If we have some number of finite state machines, we show how to create a finite state machine whose language is union, intersection, complement, concatenation, or iteration of the languages of these state machines.

Complement

Let $A = (\Sigma,Q,\Delta,q_0,F)$ . Let $\lnot A = (\Sigma,Q,\Delta,q_0,Q \setminus F)$ . Then $L(\lnot A) = \Sigma^* \setminus L(A)$ .
This is only true if A is a deterministic FSM. If A is nondeterministic, we must first convert it into an equivalent deterministic FSM, then take the complement. This can result in an exponential blowup of the number of states.

Union

Put two machines together disjointly, with a new initial state that has epsilon transitions to the original initial states.

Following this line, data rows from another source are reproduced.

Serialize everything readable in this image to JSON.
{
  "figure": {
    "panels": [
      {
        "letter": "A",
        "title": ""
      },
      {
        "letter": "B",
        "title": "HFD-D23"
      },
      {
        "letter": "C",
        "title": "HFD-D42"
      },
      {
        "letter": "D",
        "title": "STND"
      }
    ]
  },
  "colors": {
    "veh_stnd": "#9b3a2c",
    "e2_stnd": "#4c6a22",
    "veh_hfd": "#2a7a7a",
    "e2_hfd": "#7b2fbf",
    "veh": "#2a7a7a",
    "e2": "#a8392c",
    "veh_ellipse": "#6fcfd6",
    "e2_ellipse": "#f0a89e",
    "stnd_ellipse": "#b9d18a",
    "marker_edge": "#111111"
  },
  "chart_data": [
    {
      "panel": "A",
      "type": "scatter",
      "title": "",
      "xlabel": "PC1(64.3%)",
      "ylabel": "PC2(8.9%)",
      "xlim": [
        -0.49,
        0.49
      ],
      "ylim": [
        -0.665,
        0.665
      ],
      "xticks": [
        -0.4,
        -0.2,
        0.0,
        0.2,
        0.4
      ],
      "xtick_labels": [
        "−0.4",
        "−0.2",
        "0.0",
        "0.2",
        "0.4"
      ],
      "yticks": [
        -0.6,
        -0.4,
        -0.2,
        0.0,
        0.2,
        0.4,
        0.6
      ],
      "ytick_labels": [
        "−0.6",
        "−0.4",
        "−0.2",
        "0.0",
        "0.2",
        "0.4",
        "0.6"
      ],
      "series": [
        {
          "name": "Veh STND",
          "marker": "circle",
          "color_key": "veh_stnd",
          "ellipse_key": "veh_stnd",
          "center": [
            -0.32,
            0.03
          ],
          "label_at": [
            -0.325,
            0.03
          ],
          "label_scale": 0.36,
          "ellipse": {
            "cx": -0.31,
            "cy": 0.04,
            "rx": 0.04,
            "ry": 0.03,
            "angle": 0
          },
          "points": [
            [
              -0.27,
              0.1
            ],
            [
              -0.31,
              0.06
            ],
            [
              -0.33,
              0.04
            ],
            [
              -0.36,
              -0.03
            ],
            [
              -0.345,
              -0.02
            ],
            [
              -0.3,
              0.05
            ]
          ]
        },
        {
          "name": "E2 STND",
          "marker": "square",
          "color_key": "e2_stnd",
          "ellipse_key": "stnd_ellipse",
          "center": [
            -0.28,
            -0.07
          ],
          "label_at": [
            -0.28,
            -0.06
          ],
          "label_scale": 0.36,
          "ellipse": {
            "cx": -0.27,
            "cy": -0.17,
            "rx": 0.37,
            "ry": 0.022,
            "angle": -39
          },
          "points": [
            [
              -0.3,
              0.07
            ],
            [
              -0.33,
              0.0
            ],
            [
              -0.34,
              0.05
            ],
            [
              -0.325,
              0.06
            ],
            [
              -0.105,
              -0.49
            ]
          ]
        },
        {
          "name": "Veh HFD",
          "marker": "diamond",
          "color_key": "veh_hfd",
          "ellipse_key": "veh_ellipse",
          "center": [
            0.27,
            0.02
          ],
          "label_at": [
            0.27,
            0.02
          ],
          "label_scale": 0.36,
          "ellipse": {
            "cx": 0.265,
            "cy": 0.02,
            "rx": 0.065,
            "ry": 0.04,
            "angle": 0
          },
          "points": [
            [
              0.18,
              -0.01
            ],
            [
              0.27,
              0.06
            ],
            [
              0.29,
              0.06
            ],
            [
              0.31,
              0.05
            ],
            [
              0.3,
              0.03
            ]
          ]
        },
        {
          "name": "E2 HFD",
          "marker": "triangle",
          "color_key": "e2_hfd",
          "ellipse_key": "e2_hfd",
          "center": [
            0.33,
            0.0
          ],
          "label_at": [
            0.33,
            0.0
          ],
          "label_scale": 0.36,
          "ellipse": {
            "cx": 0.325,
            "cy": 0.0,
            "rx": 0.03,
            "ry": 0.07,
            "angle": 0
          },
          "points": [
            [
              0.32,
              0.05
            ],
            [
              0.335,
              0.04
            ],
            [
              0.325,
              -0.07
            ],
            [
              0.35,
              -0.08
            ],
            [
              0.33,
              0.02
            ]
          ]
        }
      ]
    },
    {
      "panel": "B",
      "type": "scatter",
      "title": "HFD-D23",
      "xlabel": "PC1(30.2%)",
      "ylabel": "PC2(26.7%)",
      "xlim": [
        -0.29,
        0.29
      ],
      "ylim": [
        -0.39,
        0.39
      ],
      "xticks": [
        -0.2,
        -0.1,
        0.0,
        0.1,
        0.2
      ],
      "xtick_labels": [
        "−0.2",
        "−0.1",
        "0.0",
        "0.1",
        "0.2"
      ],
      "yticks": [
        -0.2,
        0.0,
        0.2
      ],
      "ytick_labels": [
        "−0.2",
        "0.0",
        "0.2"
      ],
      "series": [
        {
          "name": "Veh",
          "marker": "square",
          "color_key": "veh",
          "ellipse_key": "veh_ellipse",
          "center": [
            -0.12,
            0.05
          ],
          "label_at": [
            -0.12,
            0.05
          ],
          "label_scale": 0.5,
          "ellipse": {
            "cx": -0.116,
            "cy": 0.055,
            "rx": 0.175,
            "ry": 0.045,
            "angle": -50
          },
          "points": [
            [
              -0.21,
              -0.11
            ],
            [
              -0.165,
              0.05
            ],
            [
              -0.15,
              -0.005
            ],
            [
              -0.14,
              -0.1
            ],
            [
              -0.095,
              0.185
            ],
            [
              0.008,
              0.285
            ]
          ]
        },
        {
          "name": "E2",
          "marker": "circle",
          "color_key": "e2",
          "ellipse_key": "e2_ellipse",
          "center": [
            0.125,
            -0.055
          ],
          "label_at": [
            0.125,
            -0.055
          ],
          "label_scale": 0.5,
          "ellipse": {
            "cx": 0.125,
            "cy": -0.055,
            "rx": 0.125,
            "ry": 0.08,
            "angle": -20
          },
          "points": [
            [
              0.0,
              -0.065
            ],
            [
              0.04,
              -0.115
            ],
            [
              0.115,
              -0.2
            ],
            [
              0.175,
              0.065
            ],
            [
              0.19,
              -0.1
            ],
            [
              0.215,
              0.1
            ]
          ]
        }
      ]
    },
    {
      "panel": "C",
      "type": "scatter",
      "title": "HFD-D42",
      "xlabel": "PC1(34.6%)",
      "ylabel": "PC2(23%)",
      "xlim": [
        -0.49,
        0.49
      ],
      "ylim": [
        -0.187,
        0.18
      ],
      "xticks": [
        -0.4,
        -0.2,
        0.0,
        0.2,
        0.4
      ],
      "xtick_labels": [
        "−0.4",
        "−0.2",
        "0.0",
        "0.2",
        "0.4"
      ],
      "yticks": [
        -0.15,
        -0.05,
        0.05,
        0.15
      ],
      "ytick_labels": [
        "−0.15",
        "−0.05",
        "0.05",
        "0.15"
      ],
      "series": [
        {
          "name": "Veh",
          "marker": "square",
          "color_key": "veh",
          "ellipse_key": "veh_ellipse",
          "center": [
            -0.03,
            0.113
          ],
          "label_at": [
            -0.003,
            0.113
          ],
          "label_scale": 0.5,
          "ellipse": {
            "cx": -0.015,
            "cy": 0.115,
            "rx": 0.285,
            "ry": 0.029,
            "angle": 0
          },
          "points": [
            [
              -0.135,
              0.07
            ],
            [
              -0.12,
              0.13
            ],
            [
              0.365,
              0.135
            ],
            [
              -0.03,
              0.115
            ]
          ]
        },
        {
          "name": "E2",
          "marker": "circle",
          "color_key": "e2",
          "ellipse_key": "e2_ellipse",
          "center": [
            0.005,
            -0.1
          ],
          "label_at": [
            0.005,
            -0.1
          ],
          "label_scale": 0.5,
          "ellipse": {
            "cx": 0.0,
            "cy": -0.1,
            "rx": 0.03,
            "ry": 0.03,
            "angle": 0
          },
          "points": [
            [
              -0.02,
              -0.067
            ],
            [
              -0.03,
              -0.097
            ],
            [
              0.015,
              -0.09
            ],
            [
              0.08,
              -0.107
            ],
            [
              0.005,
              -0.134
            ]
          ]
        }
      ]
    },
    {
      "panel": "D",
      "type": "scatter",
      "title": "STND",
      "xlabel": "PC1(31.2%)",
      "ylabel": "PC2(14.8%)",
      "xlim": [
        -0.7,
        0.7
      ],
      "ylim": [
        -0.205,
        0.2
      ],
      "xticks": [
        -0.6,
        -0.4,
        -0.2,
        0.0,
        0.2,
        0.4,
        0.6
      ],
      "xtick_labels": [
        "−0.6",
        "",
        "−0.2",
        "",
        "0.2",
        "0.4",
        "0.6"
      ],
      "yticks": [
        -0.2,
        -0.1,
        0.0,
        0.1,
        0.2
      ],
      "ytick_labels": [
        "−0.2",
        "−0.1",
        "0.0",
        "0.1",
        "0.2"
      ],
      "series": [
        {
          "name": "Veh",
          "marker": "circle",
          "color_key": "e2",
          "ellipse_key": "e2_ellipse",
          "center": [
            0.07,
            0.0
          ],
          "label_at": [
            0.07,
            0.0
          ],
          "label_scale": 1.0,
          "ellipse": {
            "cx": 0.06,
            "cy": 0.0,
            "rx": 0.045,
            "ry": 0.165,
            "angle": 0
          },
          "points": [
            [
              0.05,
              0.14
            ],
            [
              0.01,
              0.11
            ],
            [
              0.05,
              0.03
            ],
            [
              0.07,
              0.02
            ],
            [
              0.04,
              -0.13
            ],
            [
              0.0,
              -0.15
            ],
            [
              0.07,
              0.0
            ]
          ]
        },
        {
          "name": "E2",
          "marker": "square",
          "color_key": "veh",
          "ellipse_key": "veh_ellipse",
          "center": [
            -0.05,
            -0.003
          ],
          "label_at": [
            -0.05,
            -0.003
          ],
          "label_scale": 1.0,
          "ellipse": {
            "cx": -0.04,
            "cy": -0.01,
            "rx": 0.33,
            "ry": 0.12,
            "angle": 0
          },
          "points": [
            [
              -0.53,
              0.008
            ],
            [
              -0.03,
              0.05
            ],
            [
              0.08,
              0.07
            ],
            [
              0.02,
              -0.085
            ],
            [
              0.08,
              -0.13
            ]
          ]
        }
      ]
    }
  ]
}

Let $A = (\Sigma, Q_A, q_0^A, \Delta_A, F_A)$ and $B = (\Sigma, Q_B, q_0^B, \Delta_B, F_B)$ .
Then the union of the two automata will be $C=(\Sigma, Q_A \cup Q_B, q_0, \Delta_A \cup \Delta_B \cup \{(q_0,\epsilon, q_0^A), (q_0,\epsilon, q_0^B)\}, F_A \cup F_B)$ .

Intersection

Product of state spaces, even for non-deterministic machines.

Concatenation

Put one machine after another, with epsilon transitions from the accepting states of the first machine to the start state of the second machine.
The new accepting states are those of the second machine.

Iteration (Kleene star)

Create a new initial state which is accepting and has an epsilon transition to the old start state.
Put a loop around the existing machine by adding epsilon transitions from the accepting states to the new start state.

Comments

Deterministic versus non-deterministic machines in input and output.

Cost of complementation. Cost of determinization.